Figure 2 plots the speedup of running step 1 of our parallel implementation using shared memory and our parallel implementation using global memory against the serial implementation.
There are two notable features in the graph: the sharp increase in speedup from depth 16 to 32 and the approximately exponential decay of speedup after 32. We theorize that the speedup from 16 to 32 is because the overhead of transferring memory to and from the GPU for N = 16 outweighs the performance benefits of doing the pieces in parallel. N = 32 seems to be a “sweet spot” where the speedup overweighs the aforementioned overhead. For values of N greater than 32, we note that the number of (i, j) nodes that can be computed in parallel linearly decreases, since the size of the 2*N list for each node increases. At the same time, the total number of nodes in the tree in O(N^2).
Figure 3 plots the speedup of running step 2 of our parallel implementation using shared memory and our parallel implementation using global memory against the serial implementation.
The first thing to note is that the Y-axis (speedup) in this case is scaled to a value less than 1, implying speed-down. We suspect this is due to a number of factors. First, the number of pieces of work that can be done in parallel is very small: O(N) and decreasing. This is because of the inductive nature of the algorithm, where each level of the tree depends on the next. Also, in the case of the shared memory implementation, the number of pieces that can be done in parallel decreases very quickly, due to the limited size of shared memory and the large amounts of data that have to be stored for the subtrees.
Figure 4 plots the speedup of a "hybrid" algorithm consisting of our shared-memory, parallel implementation of step 1 and the serial implementation of step 2. Overall, we see a speedup of 4 at the previously mentioned optimum N=32, and a speedup tapering off to 2 as N increases.

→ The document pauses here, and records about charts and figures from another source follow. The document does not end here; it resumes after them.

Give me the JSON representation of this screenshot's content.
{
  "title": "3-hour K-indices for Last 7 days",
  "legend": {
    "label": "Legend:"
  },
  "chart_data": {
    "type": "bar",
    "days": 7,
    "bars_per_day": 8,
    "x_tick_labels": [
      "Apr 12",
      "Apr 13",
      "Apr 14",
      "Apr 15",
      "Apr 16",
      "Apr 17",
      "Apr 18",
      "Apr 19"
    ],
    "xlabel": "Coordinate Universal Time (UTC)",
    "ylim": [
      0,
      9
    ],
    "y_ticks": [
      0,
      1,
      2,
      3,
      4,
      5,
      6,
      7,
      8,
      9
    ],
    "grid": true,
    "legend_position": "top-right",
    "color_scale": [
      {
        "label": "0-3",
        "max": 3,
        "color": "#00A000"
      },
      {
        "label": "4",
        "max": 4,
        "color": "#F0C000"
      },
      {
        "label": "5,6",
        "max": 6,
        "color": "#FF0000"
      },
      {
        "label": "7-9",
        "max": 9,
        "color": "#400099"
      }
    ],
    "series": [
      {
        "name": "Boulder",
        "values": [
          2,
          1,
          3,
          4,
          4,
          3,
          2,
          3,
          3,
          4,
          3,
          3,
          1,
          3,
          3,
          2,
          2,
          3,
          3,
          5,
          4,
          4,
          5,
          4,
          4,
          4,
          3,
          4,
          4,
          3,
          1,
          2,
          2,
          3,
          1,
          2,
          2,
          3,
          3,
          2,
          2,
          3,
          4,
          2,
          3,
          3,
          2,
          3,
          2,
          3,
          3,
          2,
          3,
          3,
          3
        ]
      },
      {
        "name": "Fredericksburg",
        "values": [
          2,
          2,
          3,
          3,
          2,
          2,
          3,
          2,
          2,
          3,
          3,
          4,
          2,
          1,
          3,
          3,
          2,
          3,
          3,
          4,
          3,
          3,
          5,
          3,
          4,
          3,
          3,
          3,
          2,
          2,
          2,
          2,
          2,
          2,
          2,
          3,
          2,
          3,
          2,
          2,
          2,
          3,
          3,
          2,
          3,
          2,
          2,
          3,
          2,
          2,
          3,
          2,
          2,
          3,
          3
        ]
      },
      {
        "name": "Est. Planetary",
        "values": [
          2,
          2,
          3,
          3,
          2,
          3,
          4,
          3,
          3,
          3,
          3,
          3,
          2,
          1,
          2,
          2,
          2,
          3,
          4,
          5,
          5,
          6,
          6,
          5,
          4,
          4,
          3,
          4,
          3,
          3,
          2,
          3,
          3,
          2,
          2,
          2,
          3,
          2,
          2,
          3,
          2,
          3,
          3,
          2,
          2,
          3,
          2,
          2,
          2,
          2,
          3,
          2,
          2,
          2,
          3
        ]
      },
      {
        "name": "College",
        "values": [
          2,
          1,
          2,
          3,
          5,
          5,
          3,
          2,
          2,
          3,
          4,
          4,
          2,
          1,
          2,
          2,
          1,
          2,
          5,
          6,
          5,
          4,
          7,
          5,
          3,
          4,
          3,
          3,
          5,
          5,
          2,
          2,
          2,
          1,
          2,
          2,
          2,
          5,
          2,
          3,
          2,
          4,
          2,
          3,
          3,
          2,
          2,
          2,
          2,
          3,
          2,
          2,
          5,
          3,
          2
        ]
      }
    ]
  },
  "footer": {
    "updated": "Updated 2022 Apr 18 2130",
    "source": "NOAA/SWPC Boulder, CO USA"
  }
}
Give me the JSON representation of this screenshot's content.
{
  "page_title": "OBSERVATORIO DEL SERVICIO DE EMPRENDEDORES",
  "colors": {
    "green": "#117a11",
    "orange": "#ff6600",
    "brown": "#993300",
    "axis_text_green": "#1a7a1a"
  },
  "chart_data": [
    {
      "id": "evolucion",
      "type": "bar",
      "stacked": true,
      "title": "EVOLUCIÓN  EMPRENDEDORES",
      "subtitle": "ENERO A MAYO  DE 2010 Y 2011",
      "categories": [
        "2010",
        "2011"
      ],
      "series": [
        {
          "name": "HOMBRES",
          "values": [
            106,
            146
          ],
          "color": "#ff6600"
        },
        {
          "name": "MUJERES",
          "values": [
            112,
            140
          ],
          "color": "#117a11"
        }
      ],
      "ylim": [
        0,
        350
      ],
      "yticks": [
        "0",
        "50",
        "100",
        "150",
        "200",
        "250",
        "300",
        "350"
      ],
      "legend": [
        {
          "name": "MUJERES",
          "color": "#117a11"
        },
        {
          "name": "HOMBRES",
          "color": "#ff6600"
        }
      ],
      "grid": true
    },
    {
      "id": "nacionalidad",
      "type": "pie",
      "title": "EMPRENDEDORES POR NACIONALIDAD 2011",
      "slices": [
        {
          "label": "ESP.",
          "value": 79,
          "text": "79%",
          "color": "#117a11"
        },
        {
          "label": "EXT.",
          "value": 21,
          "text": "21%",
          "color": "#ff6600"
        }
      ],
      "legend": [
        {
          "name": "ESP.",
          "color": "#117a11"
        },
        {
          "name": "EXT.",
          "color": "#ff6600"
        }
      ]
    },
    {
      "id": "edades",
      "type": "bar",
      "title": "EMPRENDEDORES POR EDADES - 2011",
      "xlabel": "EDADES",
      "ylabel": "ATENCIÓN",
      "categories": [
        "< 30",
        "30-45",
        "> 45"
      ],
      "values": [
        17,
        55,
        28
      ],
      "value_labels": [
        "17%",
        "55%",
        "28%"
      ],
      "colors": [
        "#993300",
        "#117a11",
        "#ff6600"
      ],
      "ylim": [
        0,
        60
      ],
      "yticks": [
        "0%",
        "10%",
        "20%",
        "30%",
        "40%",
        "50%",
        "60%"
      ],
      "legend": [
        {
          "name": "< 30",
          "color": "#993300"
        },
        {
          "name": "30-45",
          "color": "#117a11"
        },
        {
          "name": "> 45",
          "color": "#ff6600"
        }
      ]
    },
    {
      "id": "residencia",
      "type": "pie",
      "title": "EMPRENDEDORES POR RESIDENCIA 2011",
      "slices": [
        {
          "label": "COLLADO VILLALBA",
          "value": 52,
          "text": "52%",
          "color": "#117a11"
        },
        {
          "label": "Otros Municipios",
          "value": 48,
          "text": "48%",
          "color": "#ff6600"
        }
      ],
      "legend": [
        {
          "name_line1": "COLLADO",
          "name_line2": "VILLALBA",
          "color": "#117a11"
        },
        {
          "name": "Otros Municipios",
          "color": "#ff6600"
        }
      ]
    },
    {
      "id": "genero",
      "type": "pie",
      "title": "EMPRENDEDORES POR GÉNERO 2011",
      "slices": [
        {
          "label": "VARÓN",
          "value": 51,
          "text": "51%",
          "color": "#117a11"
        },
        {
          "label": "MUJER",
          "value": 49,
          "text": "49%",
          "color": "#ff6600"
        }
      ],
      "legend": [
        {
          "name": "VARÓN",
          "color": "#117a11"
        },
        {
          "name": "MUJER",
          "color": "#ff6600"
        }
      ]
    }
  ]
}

We tried running our code on the Gates machines equipped with the GTX680 to see if there was a significant speedup. However, the speedup was very minor for the values of N we tried (within 10%), for different implementations. We are quite sure this is due to the fact that the decomposition of our problem is very coarse grained. Because the work assigned to each thread at at least some task for a single (i, j) in the tree, there are O(N^2) pieces of work, which for most N, is much smaller than the maximal number of threads on the GPUs (both 480 and 680). Therefore, the minor speedup was most likely due to the differences in the clock speed for the GPUs.
It would have been interesting to implement a version of our algorithm on a heterogeneous processor, since certain parts of our algorithms may have been faster if they were performed on the CPU and other parts on the GPU, while not facing certain limitations of transferring data between processors.
In our initial proposal, we mentioned we wanted to try running our program on real-time data, like many financial firms do with their own supercomputers in order to make investments. However, we discovered that access to such data is limited to people with brokerage accounts, and therefore as not accessible to us at the time of our analysis.
Equal work was performed by both project members.